Kinder Morgan officials announced even more dramatic capacity expansion plans in April. It wants to increase flow on its Trans Mountain pipeline network in Canada from 300,000 barrels of oil a day to 850,000 barrels a day. Ian Anderson, president of Kinder Morgan Canada, said in the announcement that binding commitments reached with oil producers to use the extra capacity illustrate "the market's enthusiasm for expanding market access for Canadian crude by expanding an existing system."

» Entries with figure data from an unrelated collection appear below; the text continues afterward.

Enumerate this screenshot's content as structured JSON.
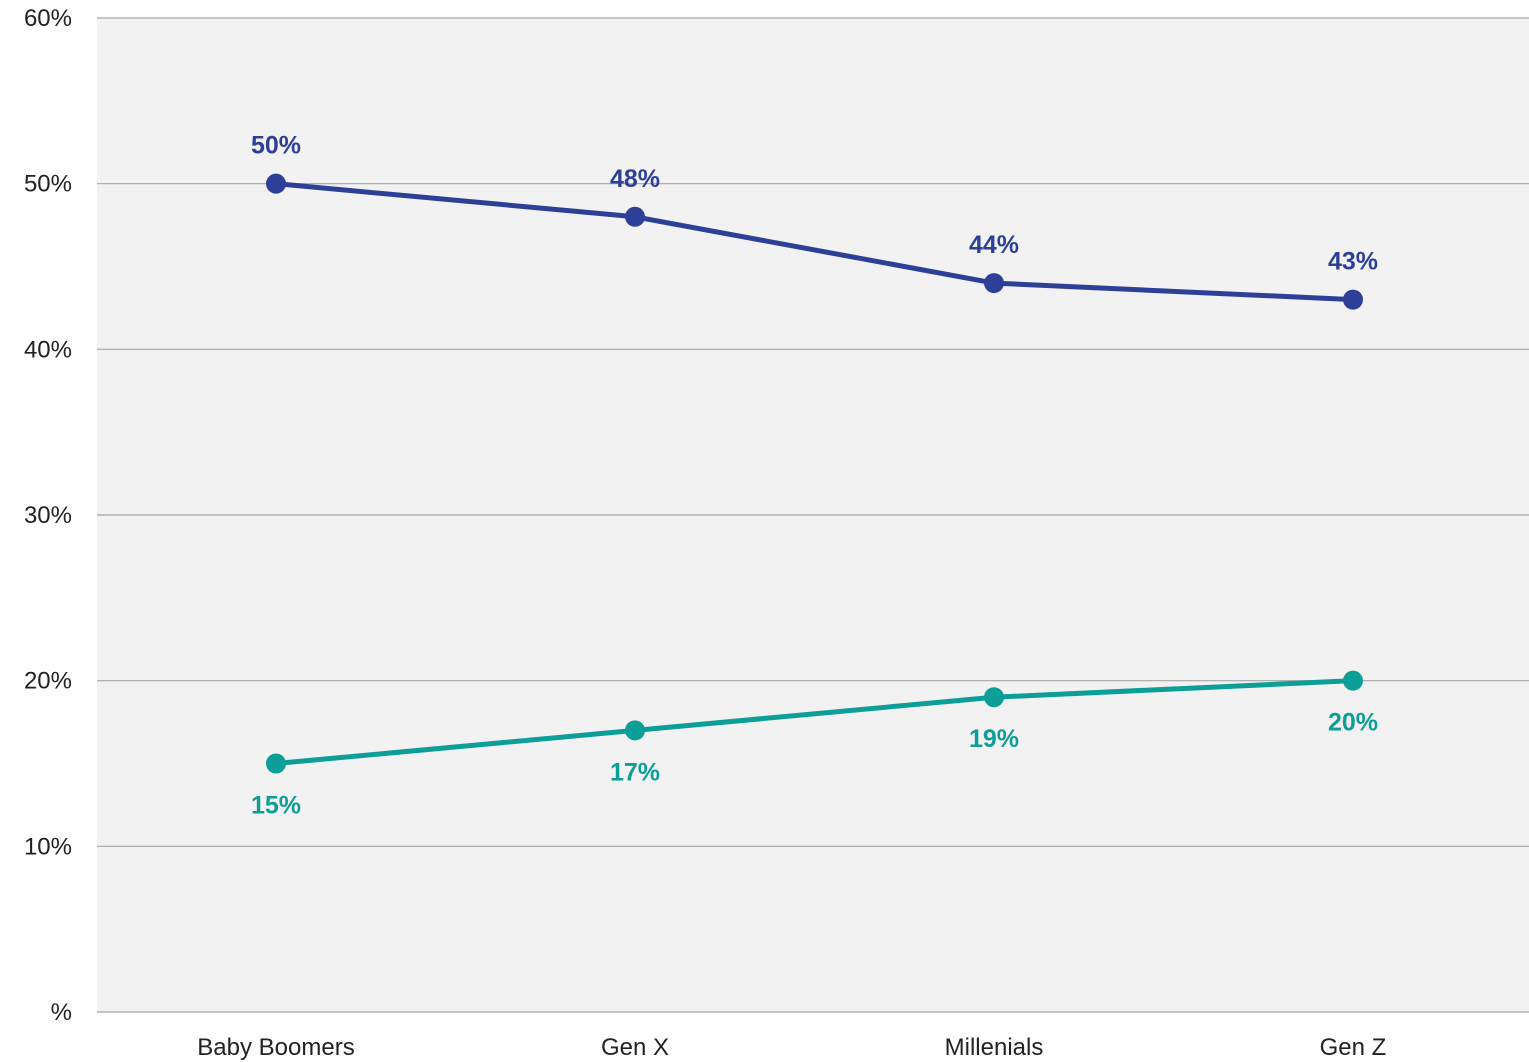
{
  "chart_data": {
    "type": "line",
    "categories": [
      "Baby Boomers",
      "Gen X",
      "Millenials",
      "Gen Z"
    ],
    "series": [
      {
        "values": [
          50,
          48,
          44,
          43
        ],
        "color": "#2E3F97",
        "value_labels": [
          "50%",
          "48%",
          "44%",
          "43%"
        ],
        "label_position": "above"
      },
      {
        "values": [
          15,
          17,
          19,
          20
        ],
        "color": "#0E9E98",
        "value_labels": [
          "15%",
          "17%",
          "19%",
          "20%"
        ],
        "label_position": "below"
      }
    ],
    "ylim": [
      0,
      60
    ],
    "yticks": [
      0,
      10,
      20,
      30,
      40,
      50,
      60
    ],
    "ytick_labels": [
      "%",
      "10%",
      "20%",
      "30%",
      "40%",
      "50%",
      "60%"
    ],
    "grid": true,
    "plot_background": "#F2F2F2",
    "gridline_color": "#A6A6A6"
  }
}
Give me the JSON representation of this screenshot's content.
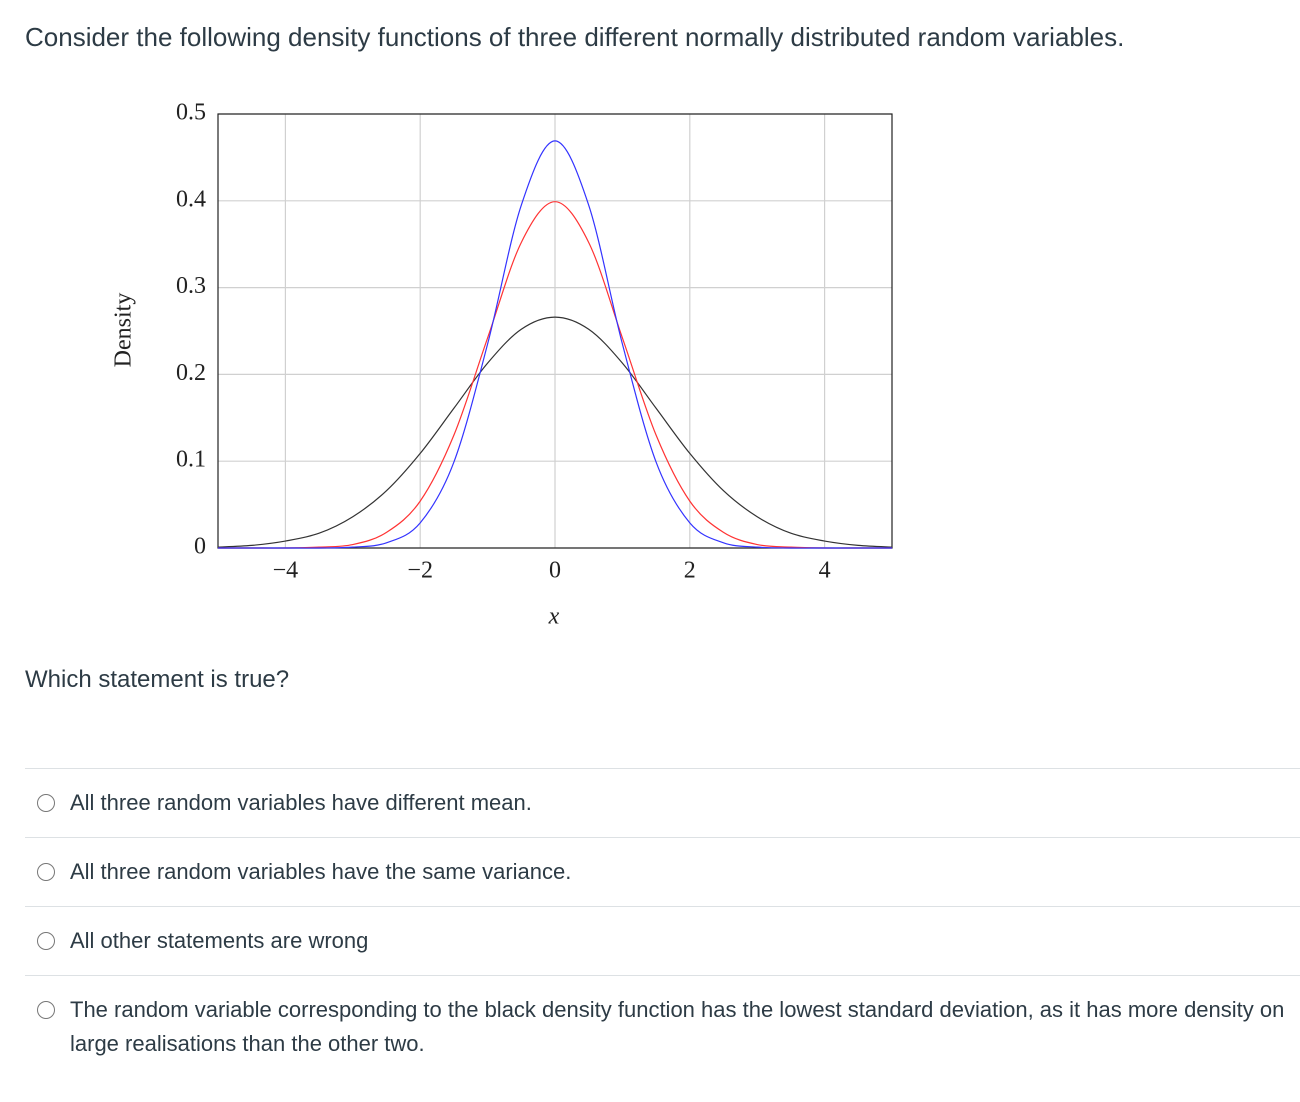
{
  "header": {
    "title": "Consider the following density functions of three different normally distributed random variables."
  },
  "chart_data": {
    "type": "line",
    "ylabel": "Density",
    "xlabel": "x",
    "x": [
      -5,
      -4.5,
      -4,
      -3.5,
      -3,
      -2.5,
      -2,
      -1.5,
      -1,
      -0.5,
      0,
      0.5,
      1,
      1.5,
      2,
      2.5,
      3,
      3.5,
      4,
      4.5,
      5
    ],
    "series": [
      {
        "color": "#333333",
        "values": [
          0.001,
          0.003,
          0.008,
          0.017,
          0.036,
          0.066,
          0.109,
          0.161,
          0.213,
          0.252,
          0.266,
          0.252,
          0.213,
          0.161,
          0.109,
          0.066,
          0.036,
          0.017,
          0.008,
          0.003,
          0.001
        ]
      },
      {
        "color": "#ff3333",
        "values": [
          0,
          0,
          0,
          0.001,
          0.004,
          0.018,
          0.054,
          0.13,
          0.242,
          0.352,
          0.399,
          0.352,
          0.242,
          0.13,
          0.054,
          0.018,
          0.004,
          0.001,
          0,
          0,
          0
        ]
      },
      {
        "color": "#3333ff",
        "values": [
          0,
          0,
          0,
          0,
          0.001,
          0.006,
          0.029,
          0.099,
          0.235,
          0.395,
          0.469,
          0.395,
          0.235,
          0.099,
          0.029,
          0.006,
          0.001,
          0,
          0,
          0,
          0
        ]
      }
    ],
    "xlim": [
      -5,
      5
    ],
    "ylim": [
      0,
      0.5
    ],
    "xticks": [
      {
        "value": -4,
        "label": "−4"
      },
      {
        "value": -2,
        "label": "−2"
      },
      0,
      2,
      4
    ],
    "yticks": [
      0,
      0.1,
      0.2,
      0.3,
      0.4,
      0.5
    ],
    "grid": true
  },
  "question": "Which statement is true?",
  "options": [
    "All three random variables have different mean.",
    "All three random variables have the same variance.",
    "All other statements are wrong",
    "The random variable corresponding to the black density function has the lowest standard deviation, as it has more density on large realisations than the other two."
  ]
}
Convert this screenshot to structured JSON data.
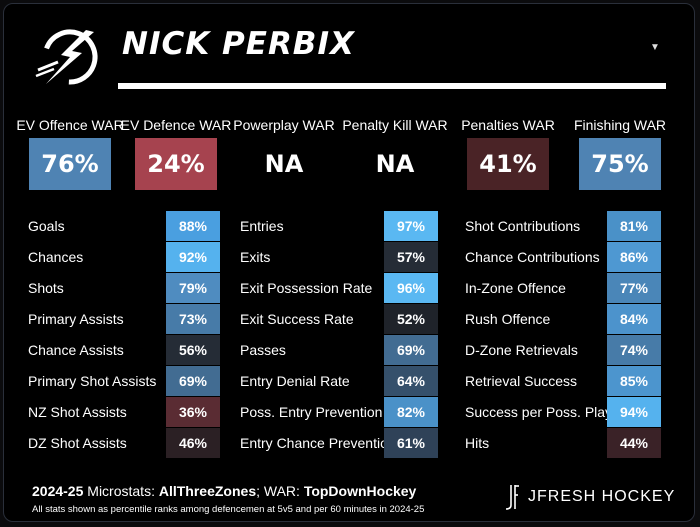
{
  "player": {
    "name": "NICK PERBIX"
  },
  "war": [
    {
      "label": "EV Offence WAR",
      "value": "76%",
      "color": "#4f83b3"
    },
    {
      "label": "EV Defence WAR",
      "value": "24%",
      "color": "#a6434f"
    },
    {
      "label": "Powerplay WAR",
      "value": "NA",
      "color": "#000000"
    },
    {
      "label": "Penalty Kill WAR",
      "value": "NA",
      "color": "#000000"
    },
    {
      "label": "Penalties WAR",
      "value": "41%",
      "color": "#4a2326"
    },
    {
      "label": "Finishing WAR",
      "value": "75%",
      "color": "#4f83b3"
    }
  ],
  "columns": [
    [
      {
        "label": "Goals",
        "value": "88%",
        "color": "#4a9fe0"
      },
      {
        "label": "Chances",
        "value": "92%",
        "color": "#55b2ee"
      },
      {
        "label": "Shots",
        "value": "79%",
        "color": "#4f8cc0"
      },
      {
        "label": "Primary Assists",
        "value": "73%",
        "color": "#477ba8"
      },
      {
        "label": "Chance Assists",
        "value": "56%",
        "color": "#252c36"
      },
      {
        "label": "Primary Shot Assists",
        "value": "69%",
        "color": "#426c92"
      },
      {
        "label": "NZ Shot Assists",
        "value": "36%",
        "color": "#5a2c33"
      },
      {
        "label": "DZ Shot Assists",
        "value": "46%",
        "color": "#2b2024"
      }
    ],
    [
      {
        "label": "Entries",
        "value": "97%",
        "color": "#5ab8f2"
      },
      {
        "label": "Exits",
        "value": "57%",
        "color": "#252c36"
      },
      {
        "label": "Exit Possession Rate",
        "value": "96%",
        "color": "#5ab8f2"
      },
      {
        "label": "Exit Success Rate",
        "value": "52%",
        "color": "#1f232a"
      },
      {
        "label": "Passes",
        "value": "69%",
        "color": "#426c92"
      },
      {
        "label": "Entry Denial Rate",
        "value": "64%",
        "color": "#35506b"
      },
      {
        "label": "Poss. Entry Prevention",
        "value": "82%",
        "color": "#4a91c8"
      },
      {
        "label": "Entry Chance Prevention",
        "value": "61%",
        "color": "#2f4258"
      }
    ],
    [
      {
        "label": "Shot Contributions",
        "value": "81%",
        "color": "#4a91c8"
      },
      {
        "label": "Chance Contributions",
        "value": "86%",
        "color": "#4e98d2"
      },
      {
        "label": "In-Zone Offence",
        "value": "77%",
        "color": "#4a86b8"
      },
      {
        "label": "Rush Offence",
        "value": "84%",
        "color": "#4c93cc"
      },
      {
        "label": "D-Zone Retrievals",
        "value": "74%",
        "color": "#477ba8"
      },
      {
        "label": "Retrieval Success",
        "value": "85%",
        "color": "#4c95ce"
      },
      {
        "label": "Success per Poss. Play",
        "value": "94%",
        "color": "#55b2ee"
      },
      {
        "label": "Hits",
        "value": "44%",
        "color": "#3a2227"
      }
    ]
  ],
  "footer": {
    "season": "2024-25",
    "micro_label": "Microstats:",
    "micro_source": "AllThreeZones",
    "war_label": "; WAR:",
    "war_source": "TopDownHockey",
    "note": "All stats shown as percentile ranks among defencemen at 5v5 and per 60 minutes in 2024-25",
    "brand": "JFRESH HOCKEY"
  },
  "icons": {
    "logo": "lightning-bolt-logo",
    "dropdown": "caret-down-icon",
    "brand": "jf-monogram-icon"
  }
}
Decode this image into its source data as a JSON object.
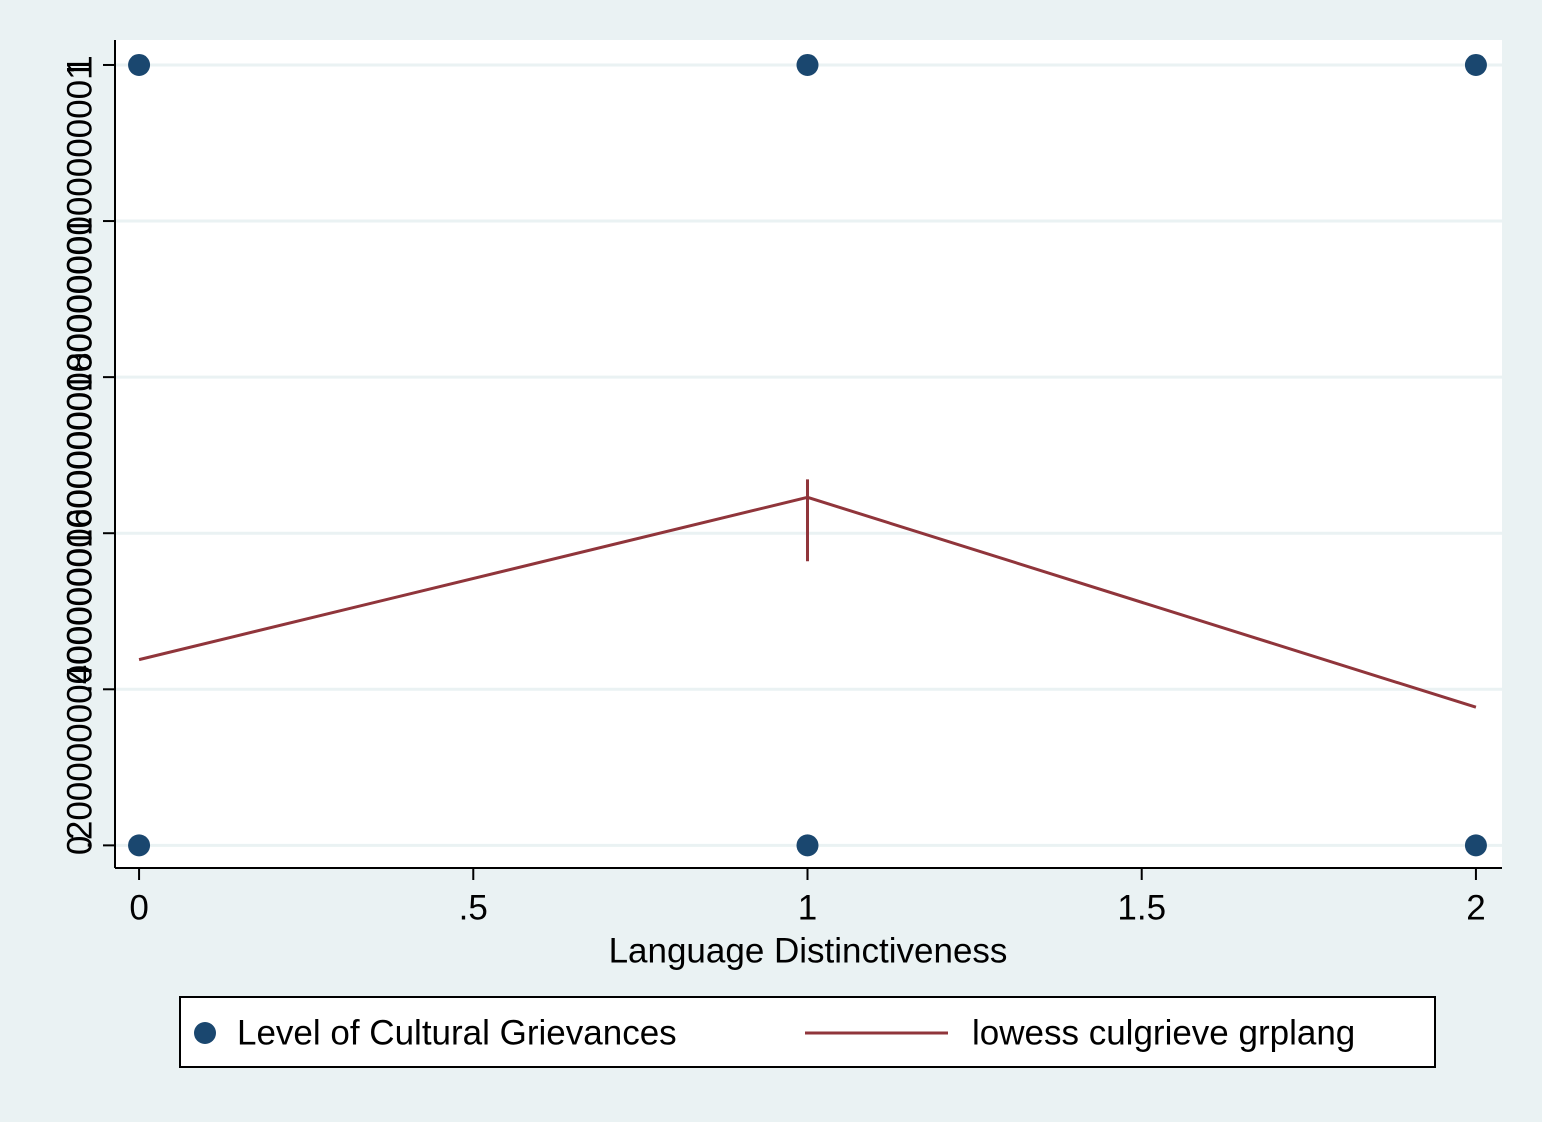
{
  "chart_data": {
    "type": "scatter",
    "xlabel": "Language Distinctiveness",
    "xlim": [
      -0.036,
      2.039
    ],
    "xticks": [
      0,
      {
        "value": 0.5,
        "label": ".5"
      },
      1,
      1.5,
      2
    ],
    "ylim": [
      -0.029,
      1.032
    ],
    "yticks": [
      0,
      {
        "value": 0.2,
        "label": ".2000000000000001"
      },
      {
        "value": 0.4,
        "label": ".4000000000000001"
      },
      {
        "value": 0.6,
        "label": ".6000000000000001"
      },
      {
        "value": 0.8,
        "label": ".8000000000000001"
      },
      1
    ],
    "grid": true,
    "series": [
      {
        "name": "Level of Cultural Grievances",
        "color": "#1a476f",
        "kind": "points",
        "x": [
          0,
          0,
          1,
          1,
          2,
          2
        ],
        "values": [
          0,
          1,
          0,
          1,
          0,
          1
        ]
      },
      {
        "name": "lowess culgrieve grplang",
        "color": "#90353b",
        "kind": "line",
        "x": [
          0,
          1,
          1,
          1,
          1,
          2
        ],
        "values": [
          0.238,
          0.446,
          0.469,
          0.364,
          0.446,
          0.177
        ]
      }
    ]
  }
}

Capacity enhancements are usually made by adding pumping stations to a pipeline system. Still, Black at AOPL said more pumping capacity does not by itself increase pressure on a line. He said that helps explain why no special permits have been issued to companies conducting these expansion projects.

Despite the industry's assurances about spill potential, U.S. regulators say they simply do not have information to back that up. Yet PHSMA officials stick to the view that the threat of a spill does not increase if operators adhere to pressure limits and inspect and maintain lines as they are required.

"We just don't have the data that can support or deny whether or not that is actually the case," said Department of Transportation public affairs officer Damon Hill. "We just don't collect that information."

For the most part, environmental groups opposed to capacity expansions on existing pipelines are fighting projects for an assortment of reasons unrelated to concerns about added spill risk from greater volumes alone.

Beth Wallace, a representative in Michigan for the National Wildlife Federation (NWF), says her group opposes Enbridge's Midwest expansion plans because of the product it will carry: Canadian oil sands crude.

Wallace told EnergyWire that she is less concerned with the added pumping capacity and more concerned that a more caustic, heavier grade of crude will eat away at aging pipes, leading to incidents such as the 2010 pipeline spill that sent more than 1 million gallons of oil into the Kalamazoo River in Michigan.

That cleanup is still ongoing, made complicated by the heavier bitumen-based crude the pipeline was carrying, she noted. "The concern that we have is not so much with the increased horsepower but with the product that they're pushing through the lines and the age of the lines," Wallace said. "It's unknown as to how that product really reacts in the line."

Further, she complained that the expansion project has been given a green light to proceed before the completion of a study on the impact of oil sands crude on pipeline integrity. NWF fears that allowing greater volumes of oil sands-derived crude to flow through the lines increases the chances of a repeat of the Kalamazoo River spill, now approaching its second anniversary.

Authorities in Alberta are still contending with a spill from a Plains Midstream Canada that sent up to 3,000 barrels of oil into a river near the town of Sundre. Reicher at CEPA said the cause of that spill was still unknown as the company and regulators focus instead on containing and cleaning up the spilled oil.

In the United States, according to PHMSA, there have been 132 reported incidents this year involving liquid pipelines, spilling just under 14,000 barrels. Most of those spills are caused by third-party damage, industry and regulators say, which often means people damaging pipelines during digging and construction.